By Thomas Kostigen
Graduate business students take their cue from corporate scandals
The corporate scandals that have plagued Wall Street in recent history are setting a fine example for young students looking to make their mark in the business world: They are learning to cheat with the best of them.
Students seeking their masters of business administration degree admit cheating more than any other type of student, from law to liberal arts.
“We have found that graduate students in general are cheating at an alarming rate and business-school students are cheating even more than others,” concludes a study by the Academy of Management Learning and Education of 5,300 students in the U.S. and Canada.
Many of these students reportedly believe cheating is an accepted practice in business. More than half (56%) of M.B.A. candidates say they cheated in the past year. For the study, cheating was defined as plagiarizing, copying other students’ work and bringing prohibited materials into exams.
“To us that means that business-school faculty and administrators must do something, because doing nothing simply reinforces the belief that high levels of cheating are commonplace and acceptable,” say the authors of the academy report, Donald McCabe of Rutgers University, Kenneth Butterfield of Washington State University and Linda Klebe Trevino at Penn State University.

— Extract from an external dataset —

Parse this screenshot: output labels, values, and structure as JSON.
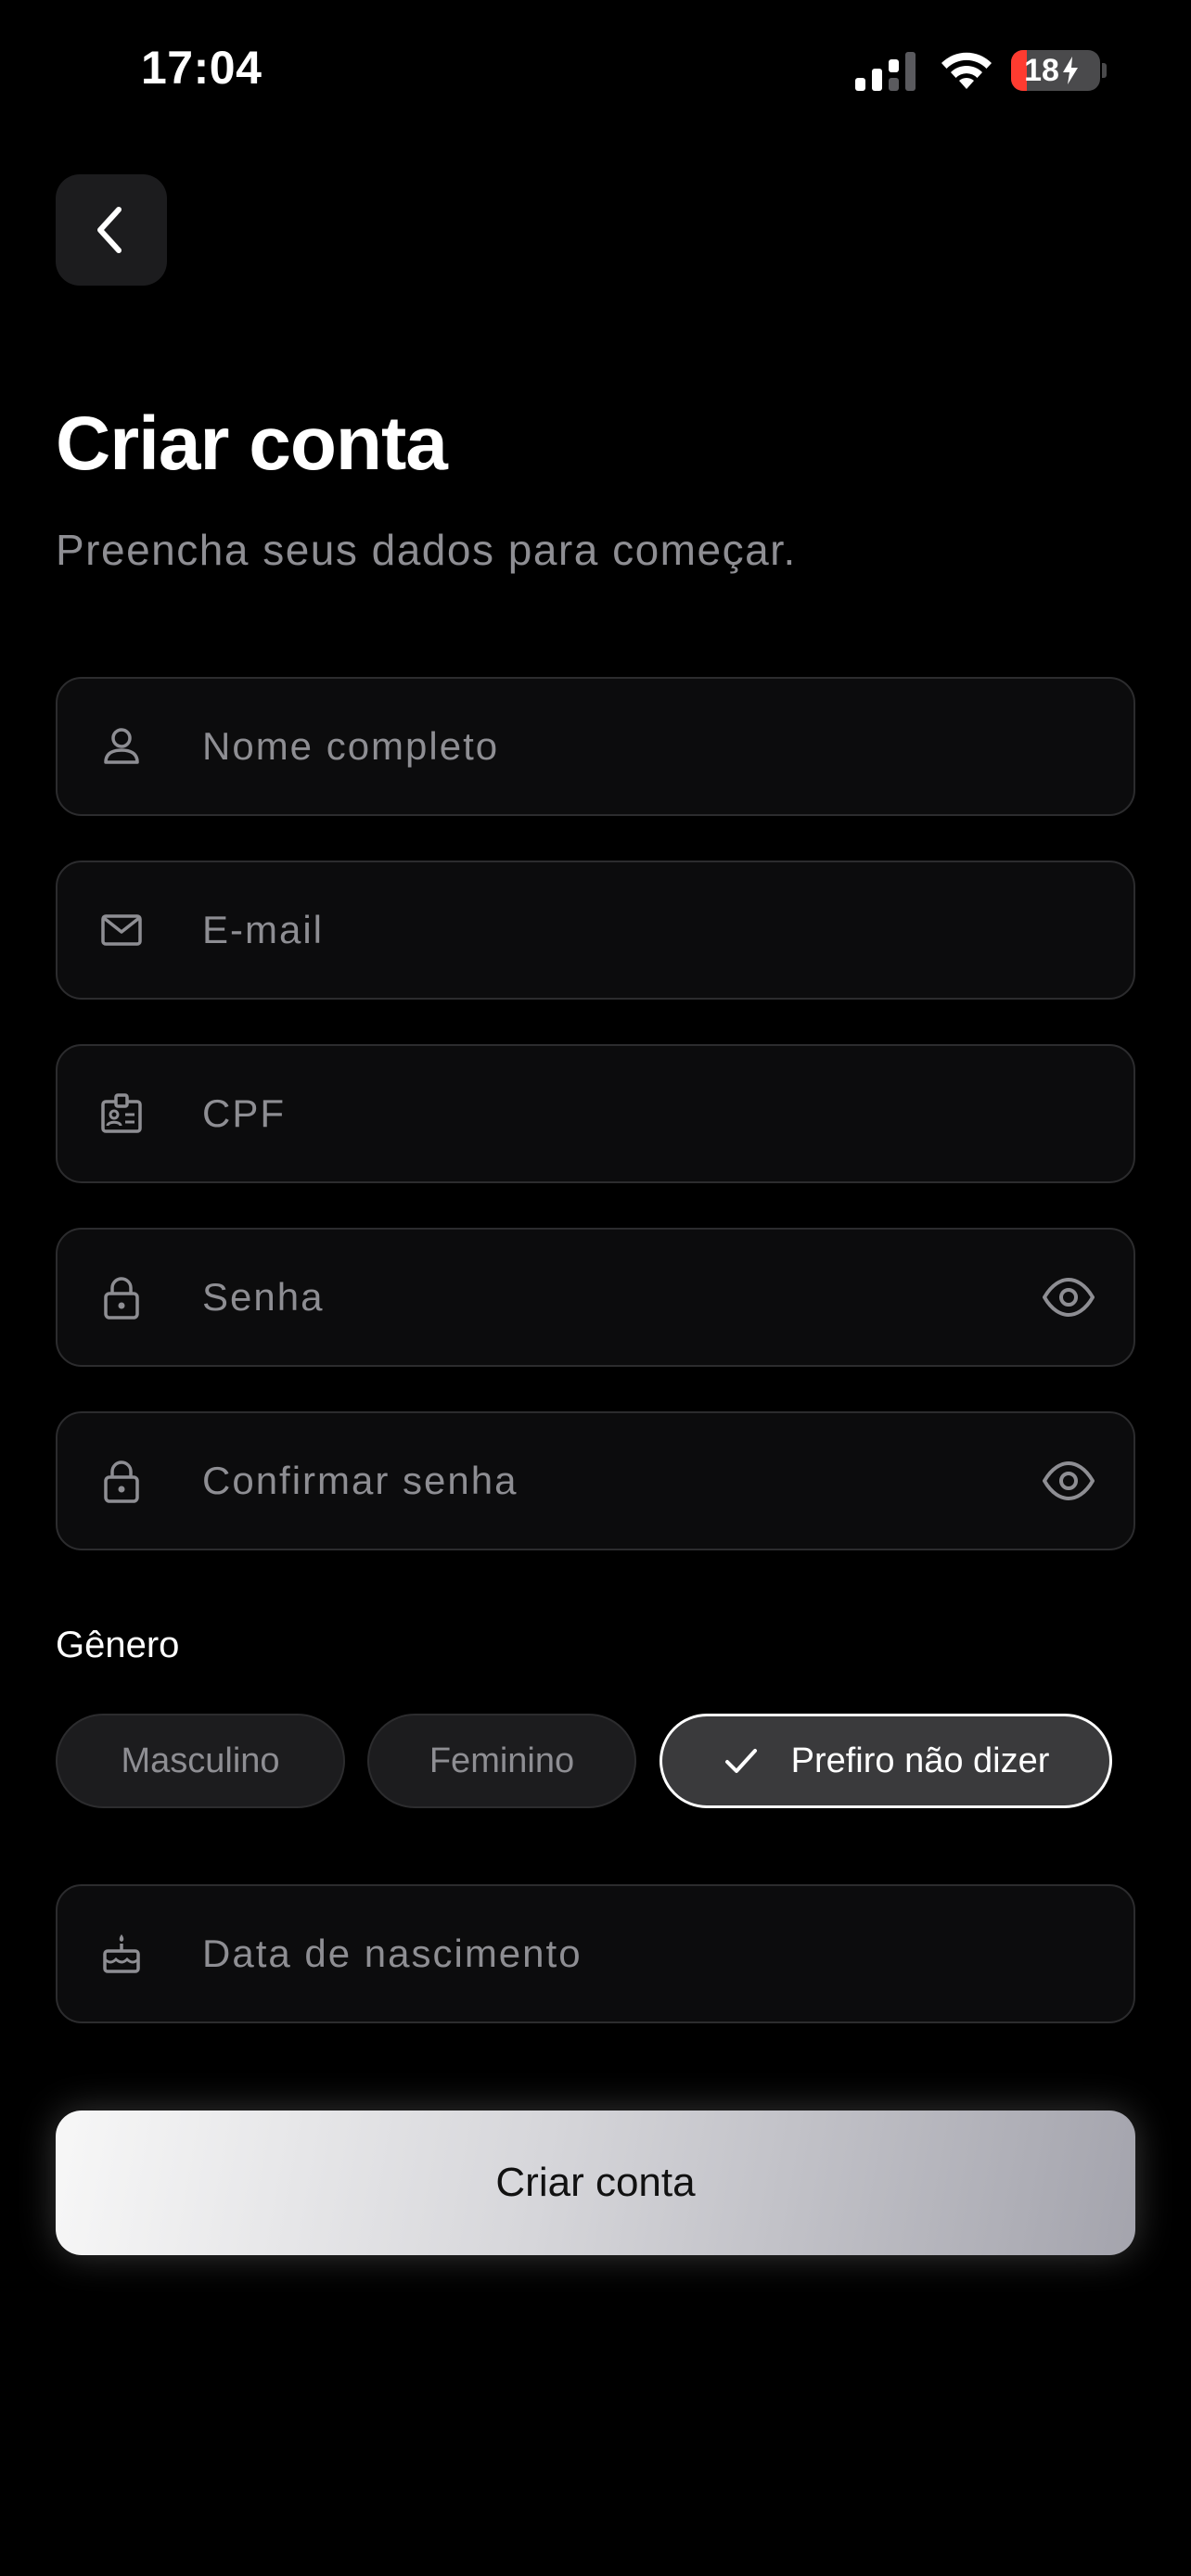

However, what’s holding many professors back from taking action on cheaters is the fear of litigation. To that end, the academic world is becoming much more like the business world where those who walk with a heavy legal stick can swat others out of the way; it may be time to impose a whistleblower statute for students and teachers.
Yes, it seems to have come to that. With 54% of graduate engineering students, 50% of students in the physical sciences, 49% of medical and other health-care students, 45% of law students, 43% of graduate students in the arts and 39% of graduate students in the social sciences and humanities readily admitting to cheating, something must be done to correct course.
McCabe notes that many more students probably cheat than admit in the study. He and the others recommend a series of efforts based upon notions of ethical community-building be put into practice at the graduate-school level. The essence of an ethical community is that by doing wrong — cheating in this case — all of the stakeholders in the community are harmed, not just the wrongdoer.